Es precisamente en el ámbito musical donde se produce la apoteosis máxima del odio, no ya al cable, sino a la propia ‘materialidad’. Ya no necesitamos ni vinilos, ni CD, ni tocadiscos, ni reproductores de CD. Ni, claro está, cables que los unan. Solo necesitamos un aparato receptor de wifi que disponga de la funcionalidad de transmitir vía streaming una señal aérea decodificable en audio. El receptor tampoco necesita estar conectado físicamente con los auriculares, puesto que estos operarán, por supuesto, vía Bluetooth. ¡Qué ordenado!, ¡Cuánta pulcritud! ¡Qué economía de medios! ¡Y qué pureza de sonido! Esta es solo, no obstante, la teoría.

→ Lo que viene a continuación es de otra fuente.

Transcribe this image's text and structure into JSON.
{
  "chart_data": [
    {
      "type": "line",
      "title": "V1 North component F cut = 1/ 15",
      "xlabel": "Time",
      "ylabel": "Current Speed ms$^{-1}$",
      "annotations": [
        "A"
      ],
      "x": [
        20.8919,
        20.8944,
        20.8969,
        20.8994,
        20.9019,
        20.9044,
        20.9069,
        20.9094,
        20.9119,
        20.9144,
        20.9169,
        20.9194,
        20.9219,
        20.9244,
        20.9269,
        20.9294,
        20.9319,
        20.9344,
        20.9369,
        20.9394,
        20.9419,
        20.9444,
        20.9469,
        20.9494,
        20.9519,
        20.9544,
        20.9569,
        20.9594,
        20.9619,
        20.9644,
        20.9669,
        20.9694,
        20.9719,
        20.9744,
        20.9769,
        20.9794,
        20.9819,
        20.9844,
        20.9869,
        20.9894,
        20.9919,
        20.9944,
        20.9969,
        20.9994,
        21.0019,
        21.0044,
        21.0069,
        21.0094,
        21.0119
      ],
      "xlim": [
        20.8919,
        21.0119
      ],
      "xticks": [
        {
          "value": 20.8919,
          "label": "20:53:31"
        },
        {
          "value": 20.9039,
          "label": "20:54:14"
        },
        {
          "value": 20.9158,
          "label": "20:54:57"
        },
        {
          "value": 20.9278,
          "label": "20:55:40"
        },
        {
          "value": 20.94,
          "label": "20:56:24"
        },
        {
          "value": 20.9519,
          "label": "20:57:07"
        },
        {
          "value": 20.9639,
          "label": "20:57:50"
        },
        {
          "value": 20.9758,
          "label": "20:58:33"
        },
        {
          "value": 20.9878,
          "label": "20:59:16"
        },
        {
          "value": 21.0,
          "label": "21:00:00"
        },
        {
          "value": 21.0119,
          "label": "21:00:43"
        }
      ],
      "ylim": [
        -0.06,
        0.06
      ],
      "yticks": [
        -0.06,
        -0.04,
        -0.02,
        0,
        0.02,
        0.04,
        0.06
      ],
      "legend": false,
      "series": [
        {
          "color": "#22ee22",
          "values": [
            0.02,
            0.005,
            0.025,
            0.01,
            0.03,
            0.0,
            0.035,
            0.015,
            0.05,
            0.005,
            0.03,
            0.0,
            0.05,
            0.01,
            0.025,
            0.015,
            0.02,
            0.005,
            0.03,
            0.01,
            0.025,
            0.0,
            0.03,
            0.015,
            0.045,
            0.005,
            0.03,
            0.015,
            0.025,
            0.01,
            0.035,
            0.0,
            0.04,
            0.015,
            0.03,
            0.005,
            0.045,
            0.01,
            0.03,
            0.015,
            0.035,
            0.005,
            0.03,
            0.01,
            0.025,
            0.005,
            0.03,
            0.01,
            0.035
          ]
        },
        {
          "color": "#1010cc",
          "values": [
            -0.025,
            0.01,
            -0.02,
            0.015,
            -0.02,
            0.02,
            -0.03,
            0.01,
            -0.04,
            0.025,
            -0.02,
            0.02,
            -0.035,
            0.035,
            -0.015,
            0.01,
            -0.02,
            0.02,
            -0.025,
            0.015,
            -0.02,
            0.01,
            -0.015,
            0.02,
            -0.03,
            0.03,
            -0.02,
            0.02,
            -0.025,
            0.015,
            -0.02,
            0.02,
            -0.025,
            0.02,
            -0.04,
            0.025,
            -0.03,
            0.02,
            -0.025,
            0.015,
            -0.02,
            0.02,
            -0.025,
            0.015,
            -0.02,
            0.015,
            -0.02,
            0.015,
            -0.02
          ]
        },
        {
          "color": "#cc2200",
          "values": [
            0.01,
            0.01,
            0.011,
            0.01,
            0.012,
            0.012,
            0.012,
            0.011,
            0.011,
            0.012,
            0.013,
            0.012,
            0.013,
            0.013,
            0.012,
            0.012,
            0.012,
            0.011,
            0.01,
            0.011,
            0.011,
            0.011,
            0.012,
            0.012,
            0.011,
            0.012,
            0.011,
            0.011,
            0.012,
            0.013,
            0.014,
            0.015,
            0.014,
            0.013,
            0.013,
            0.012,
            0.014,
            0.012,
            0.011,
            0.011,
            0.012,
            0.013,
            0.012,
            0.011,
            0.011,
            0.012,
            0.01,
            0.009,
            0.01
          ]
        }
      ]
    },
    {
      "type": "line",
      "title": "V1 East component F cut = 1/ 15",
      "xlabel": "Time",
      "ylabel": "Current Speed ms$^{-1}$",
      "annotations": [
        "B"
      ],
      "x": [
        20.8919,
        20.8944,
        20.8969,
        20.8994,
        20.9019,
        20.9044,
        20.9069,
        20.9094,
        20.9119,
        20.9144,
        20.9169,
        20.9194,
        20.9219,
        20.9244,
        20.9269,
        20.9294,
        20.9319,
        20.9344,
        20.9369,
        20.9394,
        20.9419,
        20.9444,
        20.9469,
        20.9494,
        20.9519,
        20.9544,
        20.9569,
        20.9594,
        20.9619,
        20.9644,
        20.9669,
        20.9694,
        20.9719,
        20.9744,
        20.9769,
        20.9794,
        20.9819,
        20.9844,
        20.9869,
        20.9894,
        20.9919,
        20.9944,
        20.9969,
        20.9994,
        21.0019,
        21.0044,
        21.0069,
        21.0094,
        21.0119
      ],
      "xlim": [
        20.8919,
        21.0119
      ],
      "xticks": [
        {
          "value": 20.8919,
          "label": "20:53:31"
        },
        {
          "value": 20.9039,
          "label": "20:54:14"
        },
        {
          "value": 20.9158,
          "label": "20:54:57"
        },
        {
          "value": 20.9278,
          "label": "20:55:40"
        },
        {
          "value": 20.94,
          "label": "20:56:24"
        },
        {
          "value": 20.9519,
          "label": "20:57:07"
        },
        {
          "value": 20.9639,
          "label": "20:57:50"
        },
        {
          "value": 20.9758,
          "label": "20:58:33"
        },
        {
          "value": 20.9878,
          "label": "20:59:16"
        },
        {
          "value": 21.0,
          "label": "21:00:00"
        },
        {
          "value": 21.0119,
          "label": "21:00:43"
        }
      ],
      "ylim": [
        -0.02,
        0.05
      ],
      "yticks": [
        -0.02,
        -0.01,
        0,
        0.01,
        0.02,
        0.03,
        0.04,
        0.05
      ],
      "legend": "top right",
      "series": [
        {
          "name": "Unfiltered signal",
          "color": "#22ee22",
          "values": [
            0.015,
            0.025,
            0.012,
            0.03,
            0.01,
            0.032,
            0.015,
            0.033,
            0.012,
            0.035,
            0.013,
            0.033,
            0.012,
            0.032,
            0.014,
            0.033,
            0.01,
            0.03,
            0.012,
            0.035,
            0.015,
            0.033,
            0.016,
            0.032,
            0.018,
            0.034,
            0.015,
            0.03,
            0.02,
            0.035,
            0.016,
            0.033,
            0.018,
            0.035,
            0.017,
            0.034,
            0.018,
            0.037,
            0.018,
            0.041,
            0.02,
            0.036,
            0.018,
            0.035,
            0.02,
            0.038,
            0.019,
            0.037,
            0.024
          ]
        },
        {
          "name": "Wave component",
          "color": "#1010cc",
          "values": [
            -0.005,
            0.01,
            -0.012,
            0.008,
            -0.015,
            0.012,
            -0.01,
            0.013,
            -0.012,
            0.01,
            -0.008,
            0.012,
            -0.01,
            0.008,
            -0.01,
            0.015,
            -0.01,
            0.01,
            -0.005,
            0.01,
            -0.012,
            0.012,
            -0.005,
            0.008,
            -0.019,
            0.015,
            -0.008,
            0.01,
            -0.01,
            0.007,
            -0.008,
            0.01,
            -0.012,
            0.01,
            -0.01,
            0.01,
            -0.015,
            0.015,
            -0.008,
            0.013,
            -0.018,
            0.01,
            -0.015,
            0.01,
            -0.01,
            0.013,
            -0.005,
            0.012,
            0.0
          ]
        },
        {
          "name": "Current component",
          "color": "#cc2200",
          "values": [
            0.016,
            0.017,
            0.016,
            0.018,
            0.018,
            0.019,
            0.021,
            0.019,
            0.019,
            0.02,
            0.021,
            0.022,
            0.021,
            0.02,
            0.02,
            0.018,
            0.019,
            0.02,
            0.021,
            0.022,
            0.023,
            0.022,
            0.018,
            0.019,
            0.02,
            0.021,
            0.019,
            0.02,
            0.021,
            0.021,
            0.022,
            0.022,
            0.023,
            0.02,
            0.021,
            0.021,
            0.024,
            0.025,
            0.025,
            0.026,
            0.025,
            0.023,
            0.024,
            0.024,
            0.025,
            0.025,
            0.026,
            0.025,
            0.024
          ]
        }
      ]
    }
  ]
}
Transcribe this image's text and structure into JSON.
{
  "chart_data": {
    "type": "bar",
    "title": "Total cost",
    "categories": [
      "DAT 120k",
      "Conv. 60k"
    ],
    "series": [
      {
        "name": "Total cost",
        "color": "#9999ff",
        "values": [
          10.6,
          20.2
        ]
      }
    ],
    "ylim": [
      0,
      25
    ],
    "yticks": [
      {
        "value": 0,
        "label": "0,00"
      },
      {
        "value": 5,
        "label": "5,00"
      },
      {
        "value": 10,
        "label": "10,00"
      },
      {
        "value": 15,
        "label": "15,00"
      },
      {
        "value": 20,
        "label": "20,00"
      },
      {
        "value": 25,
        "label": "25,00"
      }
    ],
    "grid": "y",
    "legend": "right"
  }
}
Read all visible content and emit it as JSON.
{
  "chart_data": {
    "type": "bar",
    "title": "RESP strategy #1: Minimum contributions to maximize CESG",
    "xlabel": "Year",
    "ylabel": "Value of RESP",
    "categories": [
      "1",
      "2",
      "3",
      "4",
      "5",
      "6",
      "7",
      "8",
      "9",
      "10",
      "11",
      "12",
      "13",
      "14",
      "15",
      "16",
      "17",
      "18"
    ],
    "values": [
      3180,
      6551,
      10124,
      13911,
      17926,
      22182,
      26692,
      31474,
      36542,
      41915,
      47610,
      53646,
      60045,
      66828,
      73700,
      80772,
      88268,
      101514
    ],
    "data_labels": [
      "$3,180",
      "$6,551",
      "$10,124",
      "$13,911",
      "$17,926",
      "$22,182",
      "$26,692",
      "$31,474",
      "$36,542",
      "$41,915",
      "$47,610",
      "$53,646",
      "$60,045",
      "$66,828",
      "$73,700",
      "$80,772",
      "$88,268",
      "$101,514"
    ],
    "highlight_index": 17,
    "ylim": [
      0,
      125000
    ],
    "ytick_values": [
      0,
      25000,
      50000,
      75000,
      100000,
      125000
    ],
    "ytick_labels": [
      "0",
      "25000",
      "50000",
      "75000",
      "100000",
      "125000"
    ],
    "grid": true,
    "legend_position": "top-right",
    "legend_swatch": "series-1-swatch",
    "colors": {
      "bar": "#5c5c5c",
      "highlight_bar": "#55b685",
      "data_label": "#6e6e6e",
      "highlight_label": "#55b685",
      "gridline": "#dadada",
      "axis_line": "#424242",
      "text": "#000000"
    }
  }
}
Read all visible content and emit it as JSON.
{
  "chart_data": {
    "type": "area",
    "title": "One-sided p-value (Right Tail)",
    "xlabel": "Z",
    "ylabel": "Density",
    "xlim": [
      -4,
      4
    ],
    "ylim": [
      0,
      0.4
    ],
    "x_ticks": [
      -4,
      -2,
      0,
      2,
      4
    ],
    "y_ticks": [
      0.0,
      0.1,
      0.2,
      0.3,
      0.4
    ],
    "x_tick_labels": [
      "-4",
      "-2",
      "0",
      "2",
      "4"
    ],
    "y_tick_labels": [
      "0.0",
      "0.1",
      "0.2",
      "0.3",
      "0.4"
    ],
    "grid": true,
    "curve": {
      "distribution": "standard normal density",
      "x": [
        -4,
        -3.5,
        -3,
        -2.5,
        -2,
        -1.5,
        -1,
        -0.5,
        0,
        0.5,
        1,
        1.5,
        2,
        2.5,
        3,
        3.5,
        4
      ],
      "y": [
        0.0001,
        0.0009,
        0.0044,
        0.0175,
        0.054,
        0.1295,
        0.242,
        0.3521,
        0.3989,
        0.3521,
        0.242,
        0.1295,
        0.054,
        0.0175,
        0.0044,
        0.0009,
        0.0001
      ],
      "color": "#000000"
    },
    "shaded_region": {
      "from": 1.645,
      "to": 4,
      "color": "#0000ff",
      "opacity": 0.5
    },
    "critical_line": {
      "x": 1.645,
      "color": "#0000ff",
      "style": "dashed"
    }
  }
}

Detengámonos un instante a identificar qué supone, para la experiencia musical, cada una de estas deserciones del contacto físico. Y, también, la suma de todas ellas. Hagamos nosotros —y no el mercado— la valoración.

Para empezar, tenemos la angustia vital que puede generar el propio establecimiento —el ‘clic’— de las conexiones: primero la wifi, del aparato, y después el Bluetooth, del auricular. Una fase en teoría inmediata, pero que muy a menudo se demora más de lo esperado y provoca que uno empiece el deleite, por ejemplo, de la Novena, con un grado no irrelevante de desazón o taquicardia. A continuación, tendremos que convivir con la espada de Damocles de que en cualquier momento, por cualquier movimiento, se corte la conexión Bluetooth y pase lo peor que le puede pasar a una audición musical: la interrupción de su curso temporal —puesto que la música no es sino la abstracción acústica y ordenada del tiempo—. Llegamos, ahora, a la madre del cordero: la calidad sonora. Aquí el drama se acrecienta. Pienso ahora en uno de estos auriculares blancos descabezados tan a la moda y que, solo de verlos, dan angustia, porque, por su forma, te esperas que los prolongue un cable, pero este les falta y lo que nos queda, al final, no es sino una especie de mutilación de miembro tecnológico. Pues bien, por más bits o kHz que supuestamente pueda soportar una correa de transmisión Bluetooth, la calidad del sonido que transmitirá no es —no puede ser— comparable a la que puede generar el calor de un buen cable de cobre, bien cerrado y protegido. De entrada, la potencia del sonido cablefree suele ser menor, salvo que se le aplique con violencia alguna distorsión técnica. Pero son, en todo caso, los matices de timbre, polifonía y armonía de la música que deseamos disfrutar los que se verán inexorablemente sacrificados y guillotinados. Es, en definitiva, la calidad de la propia experiencia musical, toda ella, la que se ve castrada.

He hablado, hasta ahora, de música. Pero, pensándolo mejor, ¿no habrá otras experiencias vitales —en el doble sentido de referidas a la vida y de ser importantes— también empobrecidas por la renuncia al calor del contacto físico y de la fricción? Hoy todo se desliza a gran velocidad, sin chocar. Sin contrapesos. También, por ejemplo, la verdad o la mentira, que cada vez nos cuesta más de discernir. No la verdad filosófica —que, por suerte, no se discernirá nunca, y aquí reside su magia—, sino la más burda, la de los hechos cotidianos, la que puede acabar decidiendo elecciones democráticas. Cuidemos las cosas esenciales. Empecemos —¿por qué no?— con la escucha musical. Demos materialidad a la más invisible de las experiencias vitales. Preparémonos, así, para afrontar, más protegidos, más fortalecidos, esta época tan líquida y fluida que es la nuestra, en la que reina, imperceptiblemente, pero también despóticamente, lo que no se ve, lo que no choca, lo que no se puede tocar.